3). Assessing and Transforming the 2024 Media Context

In 1976, most Americans kept abreast of public affairs through the major television networks, the flagship national newspapers and magazines, and a great diversity of local radio stations and newspapers. Consequently, there was a common narrative of national and international events and a richly diverse account of the particularities of local contexts. This media landscape no longer exists in the U.S. There are significant differences in the way different television networks report on public affairs, and some approach news as entertainment. Media consolidation and the internet have decimated many local and regional newspapers and forced staff reductions in national journals. Forming Consciences emphasizes that we exercise conscience using both faith and reason. Use of the gift of human reason in public policy assessment in a democracy requires engagement with professional journalism that provides accurate in-depth reporting. (This is especially important in an electoral context in which candidates or their surrogates can run ads about an opponent stating things that are misleading or untrue and in which anyone can post falsehoods on the internet.) Forming Consciences does note the “remarkable superficiality” of our media culture (16).

The document would be even stronger if it discussed this media culture in more depth and encouraged Catholics to seek out and support professional journalism. That this need is real is evident in my classroom experiences. In a discussion of Laudato Si’, for example, a well-intentioned student said that the idea that humans are changing the climate is a hoax. I invited the student to explain how this is so. “I don’t know,” the student replied. “I just heard it from my parents, who read it on Facebook.”

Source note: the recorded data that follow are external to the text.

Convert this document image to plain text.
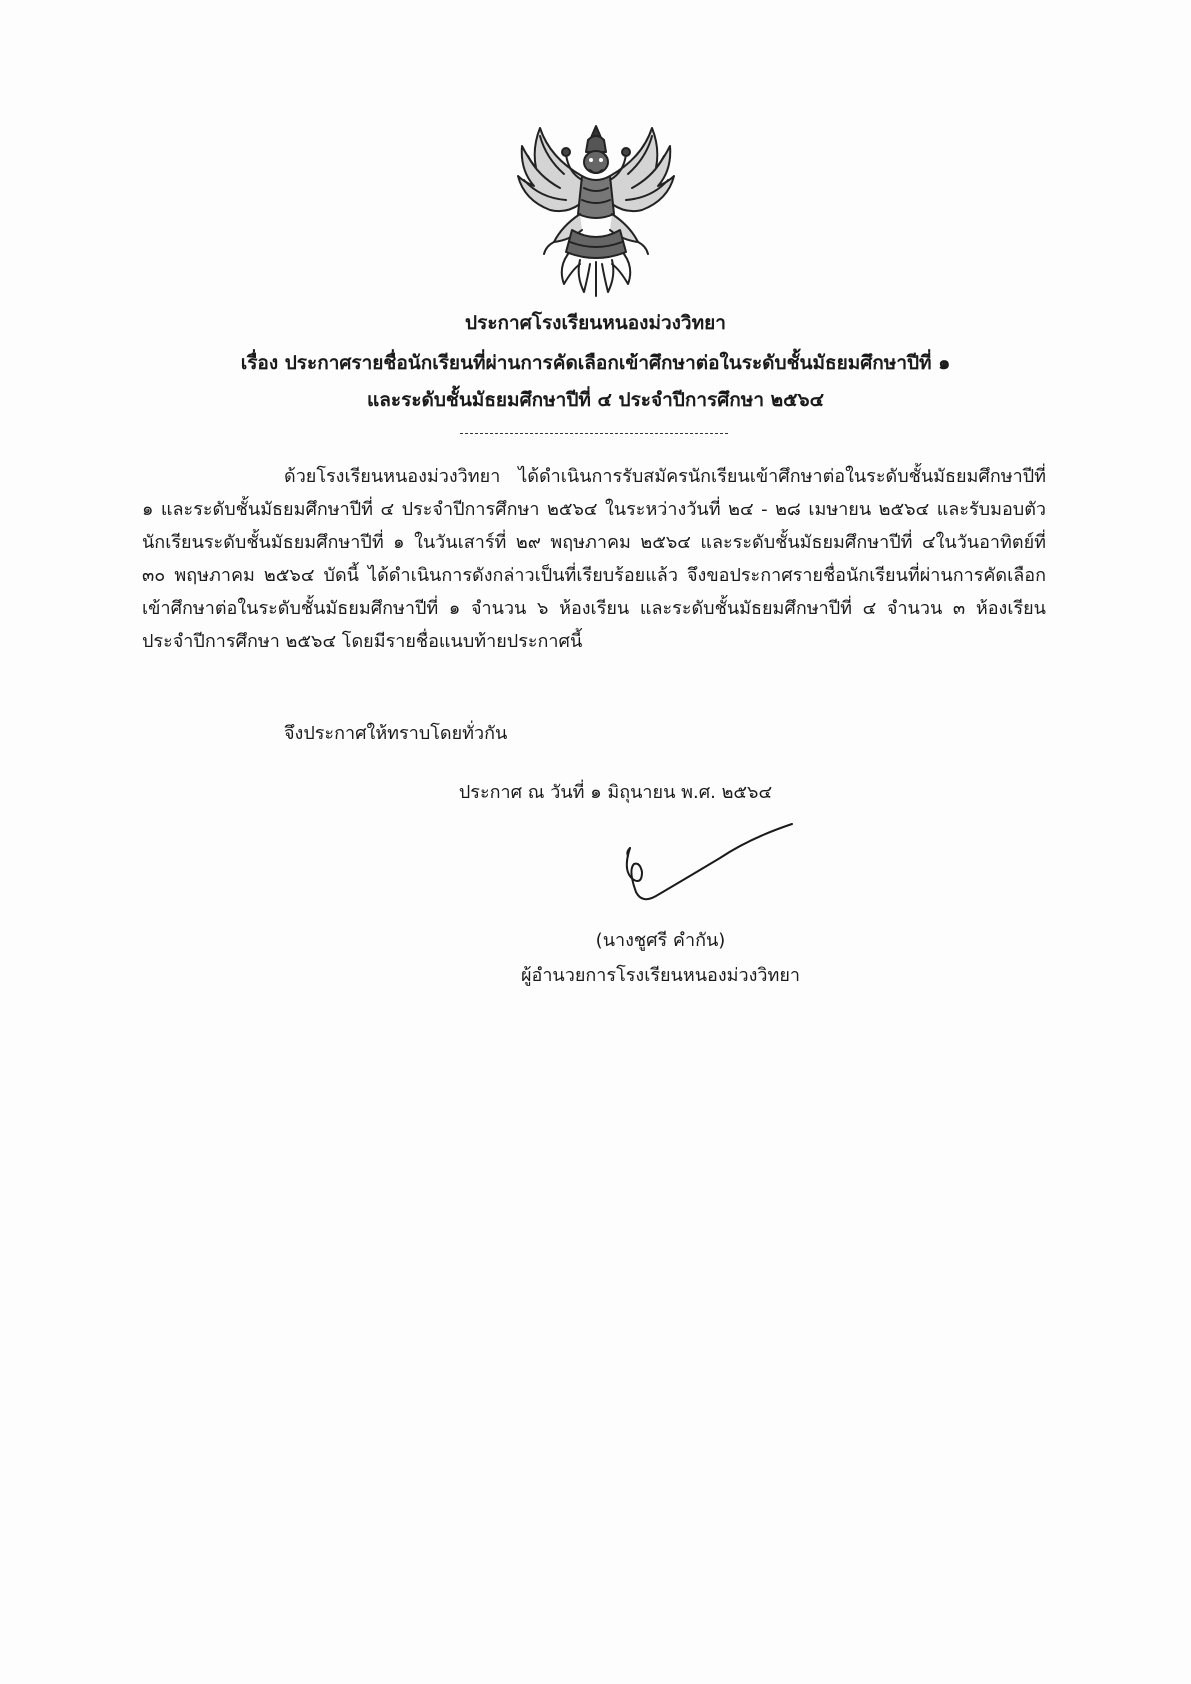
ประกาศโรงเรียนหนองม่วงวิทยา
เรื่อง ประกาศรายชื่อนักเรียนที่ผ่านการคัดเลือกเข้าศึกษาต่อในระดับชั้นมัธยมศึกษาปีที่ ๑
และระดับชั้นมัธยมศึกษาปีที่ ๔ ประจำปีการศึกษา ๒๕๖๔
ด้วยโรงเรียนหนองม่วงวิทยา ได้ดำเนินการรับสมัครนักเรียนเข้าศึกษาต่อในระดับชั้นมัธยมศึกษาปีที่ ๑ และระดับชั้นมัธยมศึกษาปีที่ ๔ ประจำปีการศึกษา ๒๕๖๔ ในระหว่างวันที่ ๒๔ - ๒๘ เมษายน ๒๕๖๔ และรับมอบตัวนักเรียนระดับชั้นมัธยมศึกษาปีที่ ๑ ในวันเสาร์ที่ ๒๙ พฤษภาคม ๒๕๖๔ และระดับชั้นมัธยมศึกษาปีที่ ๔ในวันอาทิตย์ที่ ๓๐ พฤษภาคม ๒๕๖๔ บัดนี้ ได้ดำเนินการดังกล่าวเป็นที่เรียบร้อยแล้ว จึงขอประกาศรายชื่อนักเรียนที่ผ่านการคัดเลือกเข้าศึกษาต่อในระดับชั้นมัธยมศึกษาปีที่ ๑ จำนวน ๖ ห้องเรียน และระดับชั้นมัธยมศึกษาปีที่ ๔ จำนวน ๓ ห้องเรียน ประจำปีการศึกษา ๒๕๖๔ โดยมีรายชื่อแนบท้ายประกาศนี้
จึงประกาศให้ทราบโดยทั่วกัน
ประกาศ ณ วันที่ ๑ มิถุนายน พ.ศ. ๒๕๖๔
(นางชูศรี คำกัน)
ผู้อำนวยการโรงเรียนหนองม่วงวิทยา
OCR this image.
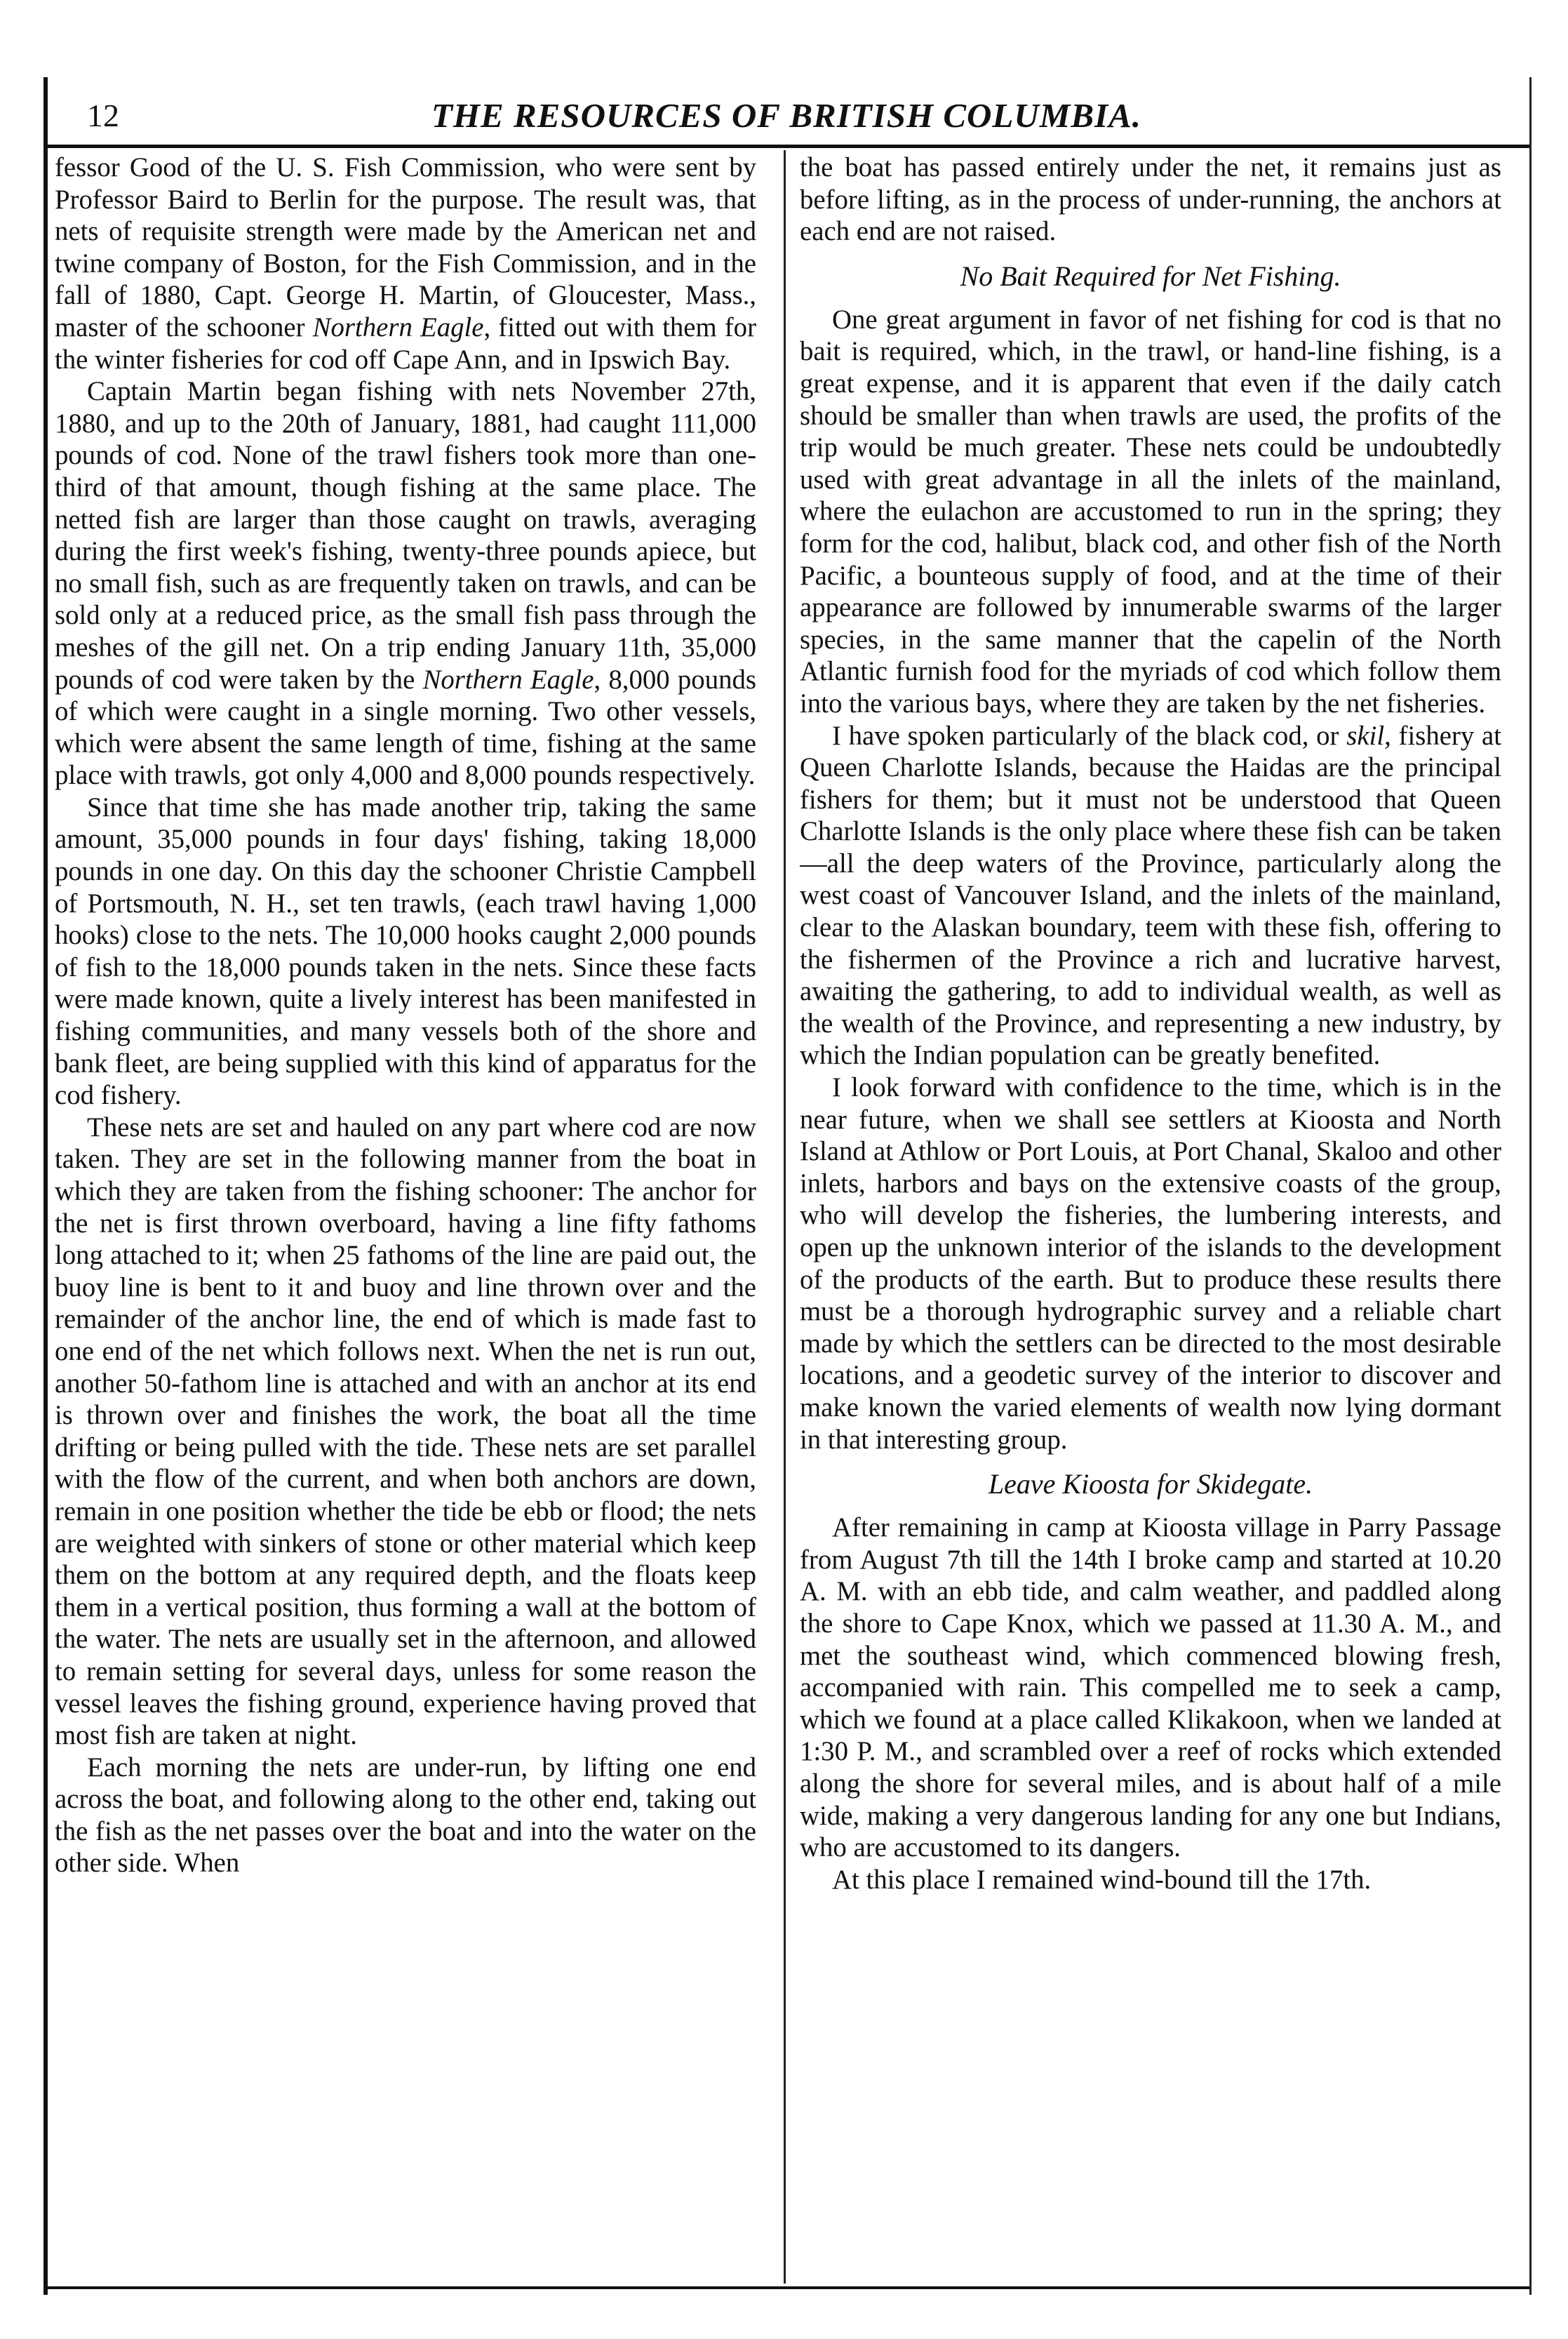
12	THE RESOURCES OF BRITISH COLUMBIA.

fessor Good of the U. S. Fish Commission, who were sent by Professor Baird to Berlin for the purpose. The result was, that nets of requisite strength were made by the American net and twine company of Boston, for the Fish Commission, and in the fall of 1880, Capt. George H. Martin, of Gloucester, Mass., master of the schooner Northern Eagle, fitted out with them for the winter fisheries for cod off Cape Ann, and in Ipswich Bay.

Captain Martin began fishing with nets November 27th, 1880, and up to the 20th of January, 1881, had caught 111,000 pounds of cod. None of the trawl fishers took more than one-third of that amount, though fishing at the same place. The netted fish are larger than those caught on trawls, averaging during the first week's fishing, twenty-three pounds apiece, but no small fish, such as are frequently taken on trawls, and can be sold only at a reduced price, as the small fish pass through the meshes of the gill net. On a trip ending January 11th, 35,000 pounds of cod were taken by the Northern Eagle, 8,000 pounds of which were caught in a single morning. Two other vessels, which were absent the same length of time, fishing at the same place with trawls, got only 4,000 and 8,000 pounds respectively.

Since that time she has made another trip, taking the same amount, 35,000 pounds in four days' fishing, taking 18,000 pounds in one day. On this day the schooner Christie Campbell of Portsmouth, N. H., set ten trawls, (each trawl having 1,000 hooks) close to the nets. The 10,000 hooks caught 2,000 pounds of fish to the 18,000 pounds taken in the nets. Since these facts were made known, quite a lively interest has been manifested in fishing communities, and many vessels both of the shore and bank fleet, are being supplied with this kind of apparatus for the cod fishery.

These nets are set and hauled on any part where cod are now taken. They are set in the following manner from the boat in which they are taken from the fishing schooner: The anchor for the net is first thrown overboard, having a line fifty fathoms long attached to it; when 25 fathoms of the line are paid out, the buoy line is bent to it and buoy and line thrown over and the remainder of the anchor line, the end of which is made fast to one end of the net which follows next. When the net is run out, another 50-fathom line is attached and with an anchor at its end is thrown over and finishes the work, the boat all the time drifting or being pulled with the tide. These nets are set parallel with the flow of the current, and when both anchors are down, remain in one position whether the tide be ebb or flood; the nets are weighted with sinkers of stone or other material which keep them on the bottom at any required depth, and the floats keep them in a vertical position, thus forming a wall at the bottom of the water. The nets are usually set in the afternoon, and allowed to remain setting for several days, unless for some reason the vessel leaves the fishing ground, experience having proved that most fish are taken at night.

Each morning the nets are under-run, by lifting one end across the boat, and following along to the other end, taking out the fish as the net passes over the boat and into the water on the other side. When

the boat has passed entirely under the net, it remains just as before lifting, as in the process of under-running, the anchors at each end are not raised.

No Bait Required for Net Fishing.

One great argument in favor of net fishing for cod is that no bait is required, which, in the trawl, or hand-line fishing, is a great expense, and it is apparent that even if the daily catch should be smaller than when trawls are used, the profits of the trip would be much greater. These nets could be undoubtedly used with great advantage in all the inlets of the mainland, where the eulachon are accustomed to run in the spring; they form for the cod, halibut, black cod, and other fish of the North Pacific, a bounteous supply of food, and at the time of their appearance are followed by innumerable swarms of the larger species, in the same manner that the capelin of the North Atlantic furnish food for the myriads of cod which follow them into the various bays, where they are taken by the net fisheries.

I have spoken particularly of the black cod, or skil, fishery at Queen Charlotte Islands, because the Haidas are the principal fishers for them; but it must not be understood that Queen Charlotte Islands is the only place where these fish can be taken—all the deep waters of the Province, particularly along the west coast of Vancouver Island, and the inlets of the mainland, clear to the Alaskan boundary, teem with these fish, offering to the fishermen of the Province a rich and lucrative harvest, awaiting the gathering, to add to individual wealth, as well as the wealth of the Province, and representing a new industry, by which the Indian population can be greatly benefited.

I look forward with confidence to the time, which is in the near future, when we shall see settlers at Kioosta and North Island at Athlow or Port Louis, at Port Chanal, Skaloo and other inlets, harbors and bays on the extensive coasts of the group, who will develop the fisheries, the lumbering interests, and open up the unknown interior of the islands to the development of the products of the earth. But to produce these results there must be a thorough hydrographic survey and a reliable chart made by which the settlers can be directed to the most desirable locations, and a geodetic survey of the interior to discover and make known the varied elements of wealth now lying dormant in that interesting group.

Leave Kioosta for Skidegate.

After remaining in camp at Kioosta village in Parry Passage from August 7th till the 14th I broke camp and started at 10.20 A. M. with an ebb tide, and calm weather, and paddled along the shore to Cape Knox, which we passed at 11.30 A. M., and met the southeast wind, which commenced blowing fresh, accompanied with rain. This compelled me to seek a camp, which we found at a place called Klikakoon, when we landed at 1:30 P. M., and scrambled over a reef of rocks which extended along the shore for several miles, and is about half of a mile wide, making a very dangerous landing for any one but Indians, who are accustomed to its dangers.

At this place I remained wind-bound till the 17th.
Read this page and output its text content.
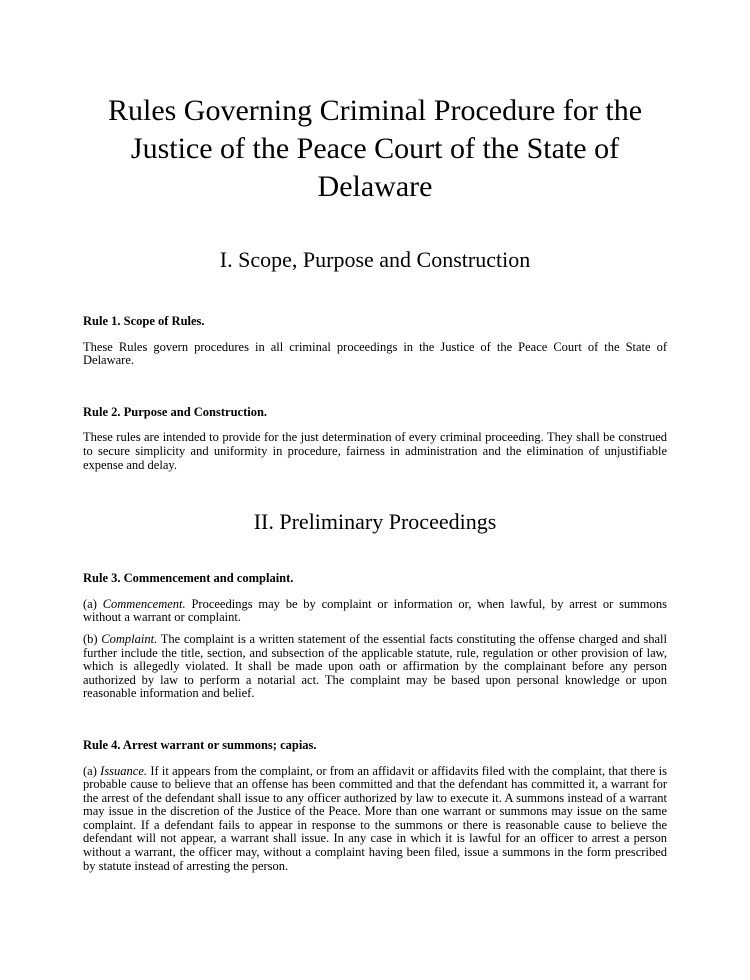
Rules Governing Criminal Procedure for the
Justice of the Peace Court of the State of
Delaware
I. Scope, Purpose and Construction

Rule 1. Scope of Rules.

These Rules govern procedures in all criminal proceedings in the Justice of the Peace Court of the State of Delaware.

Rule 2. Purpose and Construction.

These rules are intended to provide for the just determination of every criminal proceeding. They shall be construed to secure simplicity and uniformity in procedure, fairness in administration and the elimination of unjustifiable expense and delay.

II. Preliminary Proceedings

Rule 3. Commencement and complaint.

(a) Commencement. Proceedings may be by complaint or information or, when lawful, by arrest or summons without a warrant or complaint.

(b) Complaint. The complaint is a written statement of the essential facts constituting the offense charged and shall further include the title, section, and subsection of the applicable statute, rule, regulation or other provision of law, which is allegedly violated. It shall be made upon oath or affirmation by the complainant before any person authorized by law to perform a notarial act. The complaint may be based upon personal knowledge or upon reasonable information and belief.

Rule 4. Arrest warrant or summons; capias.

(a) Issuance. If it appears from the complaint, or from an affidavit or affidavits filed with the complaint, that there is probable cause to believe that an offense has been committed and that the defendant has committed it, a warrant for the arrest of the defendant shall issue to any officer authorized by law to execute it. A summons instead of a warrant may issue in the discretion of the Justice of the Peace. More than one warrant or summons may issue on the same complaint. If a defendant fails to appear in response to the summons or there is reasonable cause to believe the defendant will not appear, a warrant shall issue. In any case in which it is lawful for an officer to arrest a person without a warrant, the officer may, without a complaint having been filed, issue a summons in the form prescribed by statute instead of arresting the person.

Beyond the Forming Consciences statement and the election itself, the USCCB could serve
Catholics and the common good by reopening the Catholic News Service offices in New York
and Washington, D.C. and then expanding the scope and character of Catholic journalism
beyond its level at the time of the closure of these offices in 2022. Imagine a news service that
not only provides investigative journalism but also offers commentary on public life shaped by
St. Paul’s exhortation: “Never let evil talk pass your lips: say only the good things men need to
hear, things that will really help them. Do nothing that will sadden the Holy Spirit with whom
you were sealed against the day of redemption. Get rid of all bitterness, all passion and anger,
harsh words, slander, and malice of every kind. In place of these, be kind to one another,
compassionate, and mutually forgiving, just as God has forgiven you in Christ” (Eph 4:29-32).

In the introduction to Forming Consciences, the bishops draw an insightful analogy between our body politic and the man whom robbers left beaten and half-dead on the road to Jericho, and they invite us to a binding up of wounds (vii).

Elizabeth Groppe is Professor of Religious Studies at the University of Dayton, where she teaches Roman Catholic Systematic Theology. A graduate of the University of Notre Dame, her scholarship includes the book Yves Congar’s Theology of the Holy Spirit (Oxford) and her articles appear in journals including Theological Studies and Worship. Her service includes work for the Creation Care Task Force of the Archdiocese of Cincinnati.